Burning, 2018, Sud
Burning, 버닝, Brûlant, 2018, de Lee Chang Dong, Corée du Sud,, avec Yoo Ah-in, Steven Yeun, Jeon Jong-seo, couleur, 148’

Film de Lee Chang-dong, tourné à Séoul en 2018, co-adaptation par le metteur en scène des Grandes brûlées de Murakami et L’Incendiaire de Faulkner. Ce film noir du plus grand metteur en scène littéraire de Corée du Sud joue avec l’impatience du spectateur, en tardant en se montrer comme tel. Roman d’un jeune homme raté d’aujourd’hui, histoire d’amour improbable, le scénario n’offre jusqu’à son dénouement ni crime ni violence, juste une disparition tardive. Cinéma littéraire, non pas seulement parce que Lee Chang-dong est un grand romancier, mais surtout par sa construction narrative et parce que les tournants du film passent tous par des mots. D’une certaine façon, Burning a commencé longtemps avant le générique, dans la biographie de tous ces jeunes aux Illusions perdues ou à L’Education sentimentale, rêvant de création artistique toujours déçue, continue avec une pression croissante mais aussi anonyme que Séoul, et s’achève sans finir, sans certitude ni réelle solution. Le point de vue y est essentiel, puisque rien n’existe vraiment en dehors du soupçon long à se dessiner du personnage principal.

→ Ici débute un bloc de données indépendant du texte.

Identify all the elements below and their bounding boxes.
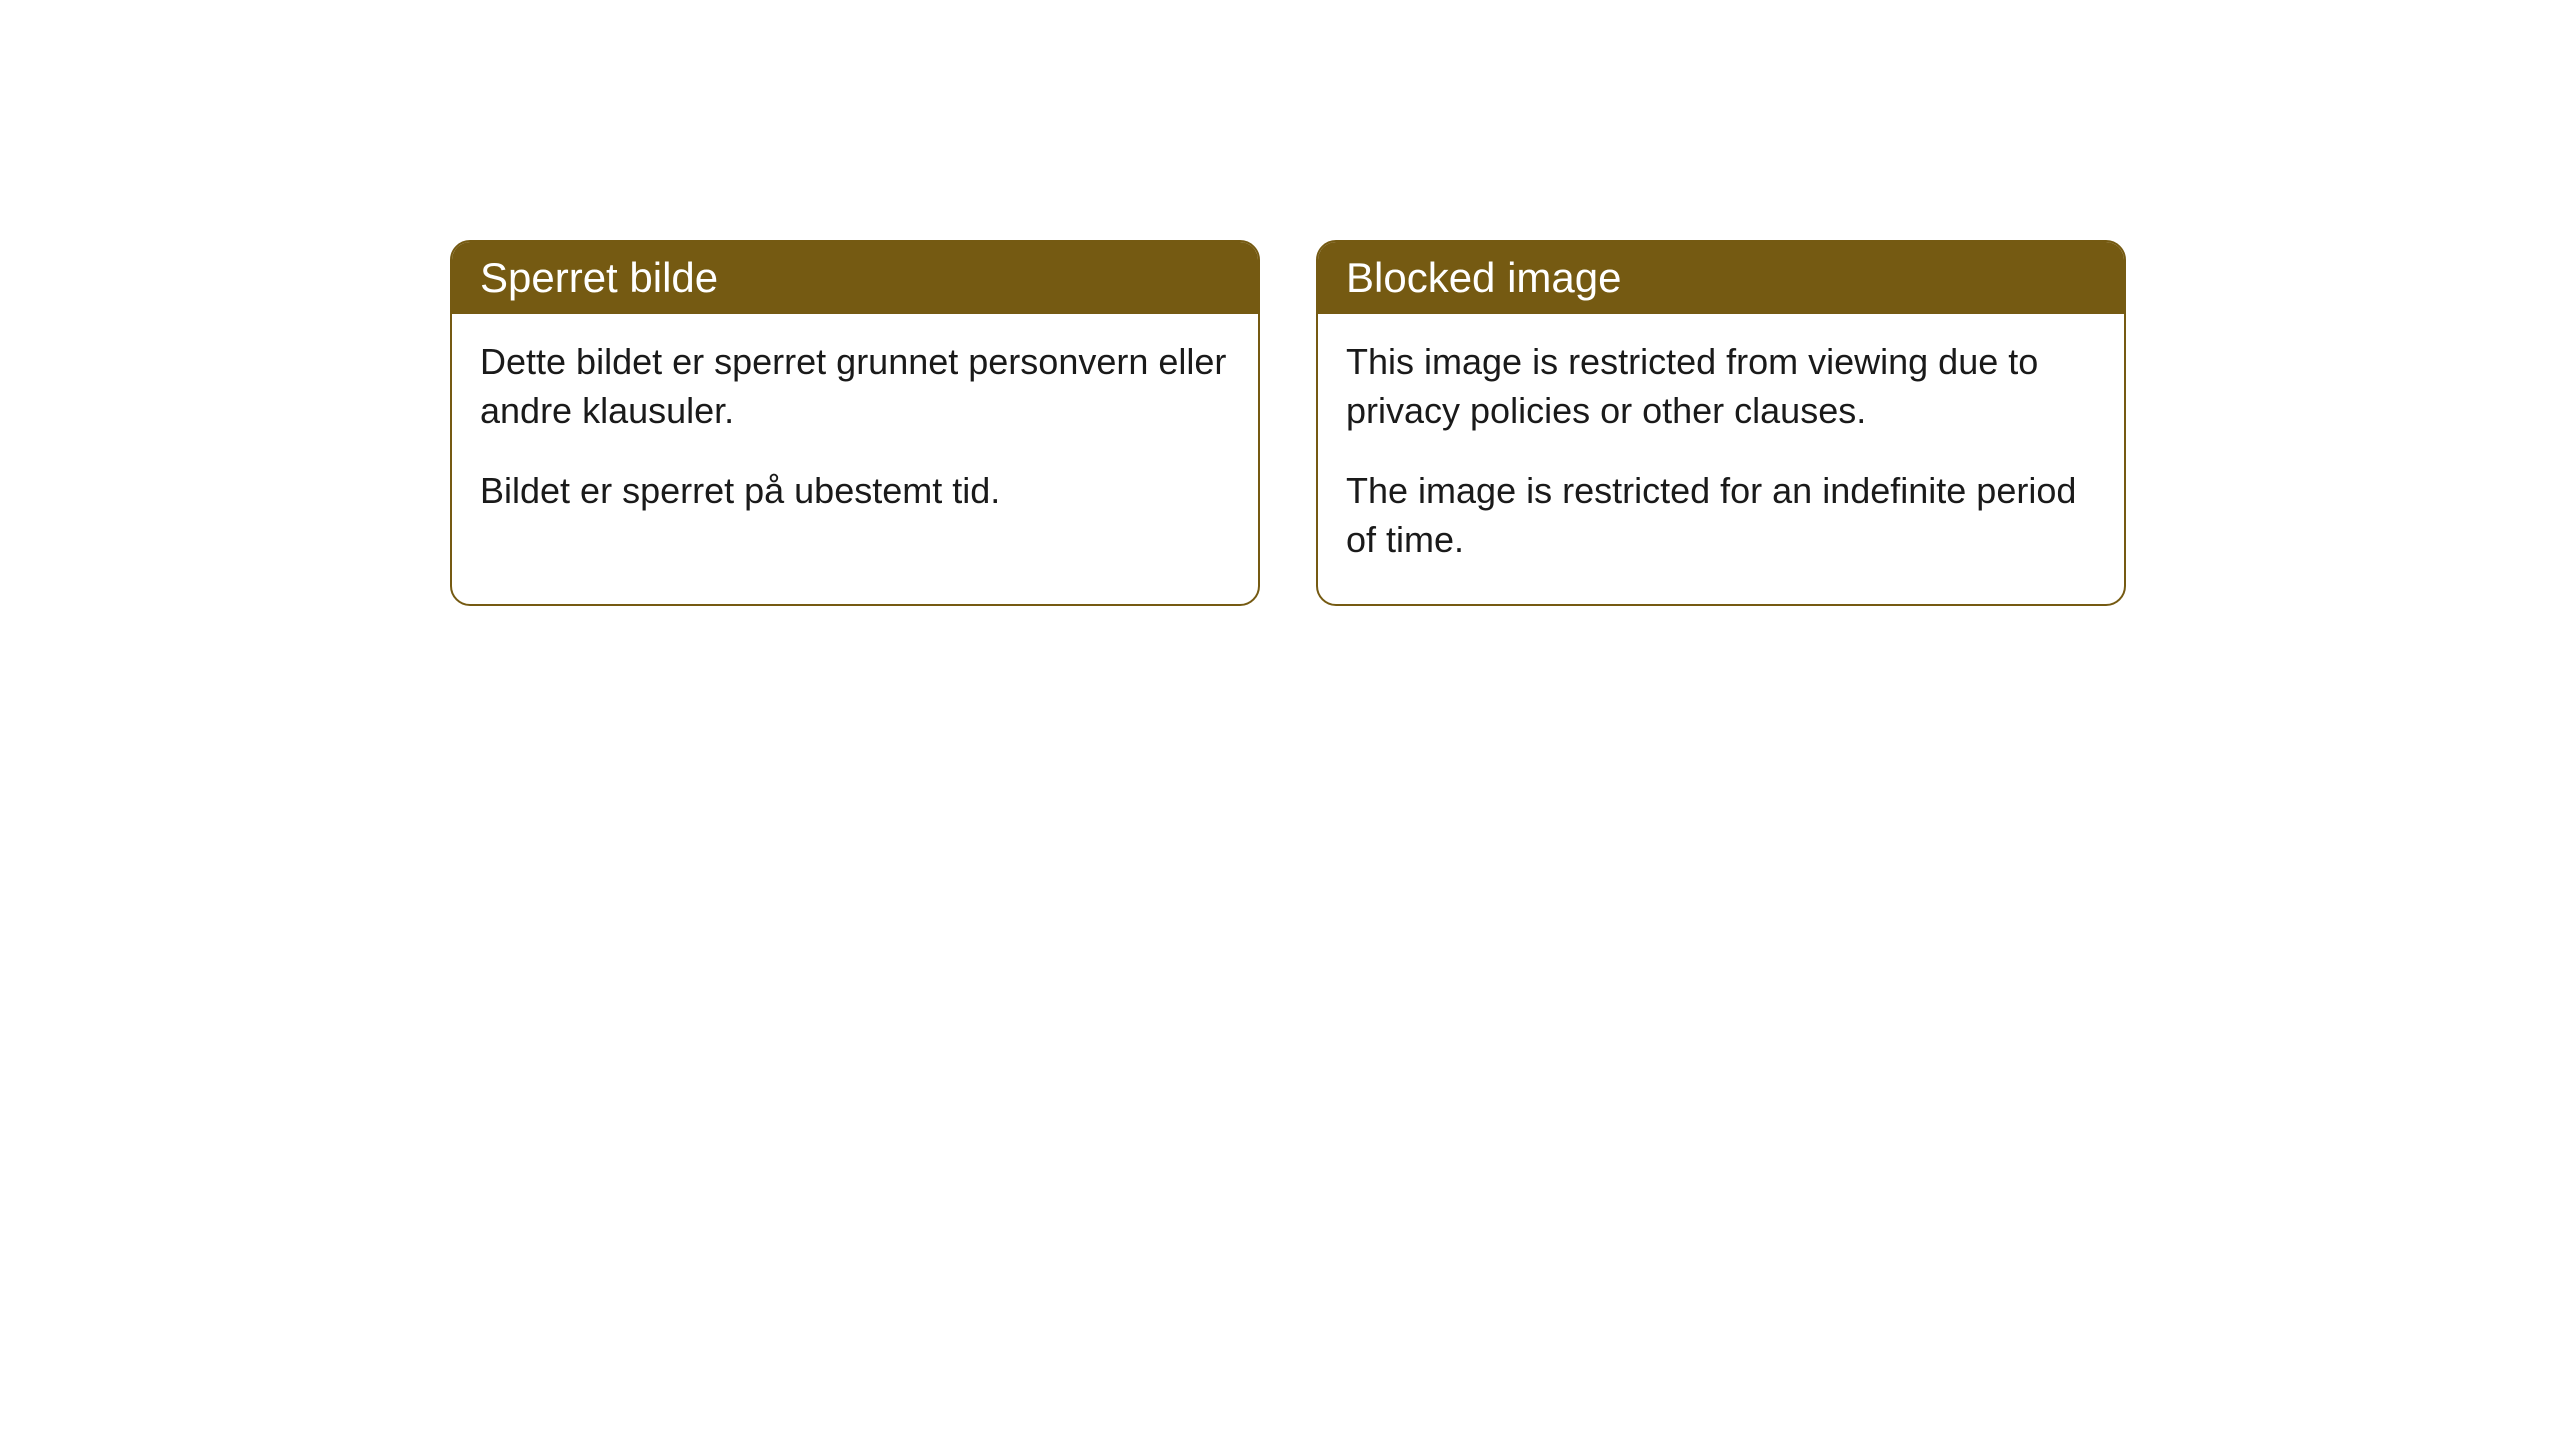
card-paragraph-left-1: Dette bildet er sperret grunnet personve…	[480, 338, 1230, 435]
card-body-right: This image is restricted from viewing du…	[1318, 314, 2124, 604]
blocked-image-card-english: Blocked image This image is restricted f…	[1316, 240, 2126, 606]
card-paragraph-right-1: This image is restricted from viewing du…	[1346, 338, 2096, 435]
card-body-left: Dette bildet er sperret grunnet personve…	[452, 314, 1258, 556]
card-header-left: Sperret bilde	[452, 242, 1258, 314]
card-title-left: Sperret bilde	[480, 254, 718, 301]
card-paragraph-left-2: Bildet er sperret på ubestemt tid.	[480, 467, 1230, 516]
blocked-image-card-norwegian: Sperret bilde Dette bildet er sperret gr…	[450, 240, 1260, 606]
card-header-right: Blocked image	[1318, 242, 2124, 314]
card-paragraph-right-2: The image is restricted for an indefinit…	[1346, 467, 2096, 564]
info-cards-container: Sperret bilde Dette bildet er sperret gr…	[450, 240, 2126, 606]
card-title-right: Blocked image	[1346, 254, 1621, 301]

Chongsu, quasiment sans emploi, retrouve par hasard une amie d’enfance, Haemi, qui fait des danses publicitaires pour attirer les clients dans un magasin nouvellement ouvert. Pas une grande réussite sociale non plus. Lui veut devenir écrivain, elle veut partir en Afrique. Il gagne une montre rose à la tombola commerciale et la lui offre. Ils font vite l’amour dans sa chambre où vit avec elle un chat invisible. Rentré à Paju, près de la ville des cinéastes et des écrivains (ce qui n’est pas mentionné dans le film, mais connu des spectateurs), il prend soin de la maison de son père, enragé à cause de ses dettes et emprisonné pour voies de faits sur policier. Haemi l’appelle pour lui annoncer son départ en Afrique et lui demande de prendre soin de son chat, toujours introuvable.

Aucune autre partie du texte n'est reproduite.